The code is real straight-forward more or less the same format you would read in Numerical Recipes. If I have to learn what Black Scholes does computationally then I probably want to read code like this. Given that we know you can compute something approximating 100 million Black Scholes evaluations every second how much does this code leave on the table?

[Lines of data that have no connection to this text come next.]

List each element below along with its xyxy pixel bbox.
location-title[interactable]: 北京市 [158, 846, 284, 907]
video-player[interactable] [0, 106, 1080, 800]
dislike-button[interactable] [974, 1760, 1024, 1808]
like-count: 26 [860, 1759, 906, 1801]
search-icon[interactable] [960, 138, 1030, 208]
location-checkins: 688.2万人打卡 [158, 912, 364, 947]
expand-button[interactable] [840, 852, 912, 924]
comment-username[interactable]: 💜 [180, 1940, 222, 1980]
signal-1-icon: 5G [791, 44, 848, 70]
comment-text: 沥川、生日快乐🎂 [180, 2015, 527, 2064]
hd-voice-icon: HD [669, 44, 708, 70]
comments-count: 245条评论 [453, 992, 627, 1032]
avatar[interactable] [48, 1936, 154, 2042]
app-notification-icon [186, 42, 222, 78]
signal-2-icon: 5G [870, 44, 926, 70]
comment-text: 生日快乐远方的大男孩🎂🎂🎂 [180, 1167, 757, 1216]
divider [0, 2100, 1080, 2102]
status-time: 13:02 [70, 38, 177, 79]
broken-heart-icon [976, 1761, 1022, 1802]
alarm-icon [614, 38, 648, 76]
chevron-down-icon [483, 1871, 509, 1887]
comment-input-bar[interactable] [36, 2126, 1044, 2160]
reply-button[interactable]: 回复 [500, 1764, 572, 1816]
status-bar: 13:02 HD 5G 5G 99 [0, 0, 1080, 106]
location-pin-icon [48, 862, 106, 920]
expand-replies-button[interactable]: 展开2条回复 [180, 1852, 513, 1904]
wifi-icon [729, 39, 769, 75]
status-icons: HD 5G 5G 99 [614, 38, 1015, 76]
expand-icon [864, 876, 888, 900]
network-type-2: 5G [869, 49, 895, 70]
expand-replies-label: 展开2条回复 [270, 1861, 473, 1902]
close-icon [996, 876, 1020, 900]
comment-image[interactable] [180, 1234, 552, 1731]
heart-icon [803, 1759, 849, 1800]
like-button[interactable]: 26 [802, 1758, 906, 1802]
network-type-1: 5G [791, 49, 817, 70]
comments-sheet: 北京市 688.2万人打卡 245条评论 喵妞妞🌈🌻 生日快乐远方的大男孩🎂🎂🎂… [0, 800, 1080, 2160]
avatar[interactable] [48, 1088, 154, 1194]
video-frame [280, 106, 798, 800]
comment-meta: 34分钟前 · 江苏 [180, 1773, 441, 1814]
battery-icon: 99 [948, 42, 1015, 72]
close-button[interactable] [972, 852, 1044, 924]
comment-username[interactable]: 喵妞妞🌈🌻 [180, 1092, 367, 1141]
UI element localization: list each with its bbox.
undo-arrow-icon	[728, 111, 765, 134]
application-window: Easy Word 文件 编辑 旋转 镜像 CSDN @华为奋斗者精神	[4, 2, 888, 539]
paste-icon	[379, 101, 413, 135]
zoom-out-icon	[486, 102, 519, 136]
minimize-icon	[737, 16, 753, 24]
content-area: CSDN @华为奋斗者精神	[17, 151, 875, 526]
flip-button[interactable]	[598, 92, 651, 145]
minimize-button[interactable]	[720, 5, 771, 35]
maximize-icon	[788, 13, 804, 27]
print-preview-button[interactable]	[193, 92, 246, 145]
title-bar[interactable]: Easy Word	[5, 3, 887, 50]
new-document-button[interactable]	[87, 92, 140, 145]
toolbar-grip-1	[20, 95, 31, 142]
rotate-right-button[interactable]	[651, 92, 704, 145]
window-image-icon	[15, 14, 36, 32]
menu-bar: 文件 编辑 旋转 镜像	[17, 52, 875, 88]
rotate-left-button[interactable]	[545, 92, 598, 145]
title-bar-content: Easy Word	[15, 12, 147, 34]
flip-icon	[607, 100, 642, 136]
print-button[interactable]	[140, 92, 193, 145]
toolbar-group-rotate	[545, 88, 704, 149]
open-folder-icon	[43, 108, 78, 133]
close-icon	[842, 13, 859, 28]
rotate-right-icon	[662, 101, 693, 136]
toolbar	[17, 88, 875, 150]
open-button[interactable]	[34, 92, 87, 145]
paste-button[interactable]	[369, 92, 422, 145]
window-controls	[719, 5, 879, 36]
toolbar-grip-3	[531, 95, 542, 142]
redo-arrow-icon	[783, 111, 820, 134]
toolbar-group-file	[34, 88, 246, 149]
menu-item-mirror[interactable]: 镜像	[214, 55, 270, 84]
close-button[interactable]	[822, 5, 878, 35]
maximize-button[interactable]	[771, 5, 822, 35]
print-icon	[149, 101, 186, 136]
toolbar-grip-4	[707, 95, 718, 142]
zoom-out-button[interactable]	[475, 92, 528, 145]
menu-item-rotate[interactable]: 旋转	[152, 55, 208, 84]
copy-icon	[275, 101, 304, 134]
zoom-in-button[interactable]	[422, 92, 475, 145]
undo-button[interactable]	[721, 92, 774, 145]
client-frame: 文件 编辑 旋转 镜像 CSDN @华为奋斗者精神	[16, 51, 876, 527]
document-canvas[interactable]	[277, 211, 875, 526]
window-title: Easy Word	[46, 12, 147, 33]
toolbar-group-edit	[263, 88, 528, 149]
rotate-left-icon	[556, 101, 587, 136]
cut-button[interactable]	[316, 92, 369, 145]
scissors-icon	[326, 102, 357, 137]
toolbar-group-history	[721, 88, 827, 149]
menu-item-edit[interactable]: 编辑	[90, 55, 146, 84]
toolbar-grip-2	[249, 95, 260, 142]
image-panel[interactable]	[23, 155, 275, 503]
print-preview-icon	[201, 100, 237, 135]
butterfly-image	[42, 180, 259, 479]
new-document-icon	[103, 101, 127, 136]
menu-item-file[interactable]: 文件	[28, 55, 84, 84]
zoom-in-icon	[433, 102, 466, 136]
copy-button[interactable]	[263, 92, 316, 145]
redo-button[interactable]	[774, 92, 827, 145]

So we compiled the code: g++ -m64 –O3 –funroll-loops –o bs main.cpp

and we ran it:

`% ./bs –r 100`

and it does 31 iterations per millisecond, that 31K per second. So optimal performance is like 100 million evaluations per second and I’m getting 31K, hmm. Note we could work harder on the optimize flags in GCC for this naive code, but I don’t think it is going to change much. Maybe that Simpson Rule for the CdfNorm() function is overkill. Let’s fix that. Look at the Johnson’s code No Simpson Rule. It produces the same answer but it’s a little faster. We wanted to know how much so we ran it:

`%./bs –s 1000`

and it does much better about 5890 iterations per millisecond or about 6 million per second.  But here’s the point, even with No Simpson’s Rule the code is still at least an order of magitude off of competitive performance and a factor of about 6 off of competitive for the machine I am running the test on.  This is not unusual and its inline with Hager’s plot of Mflops versus vector length.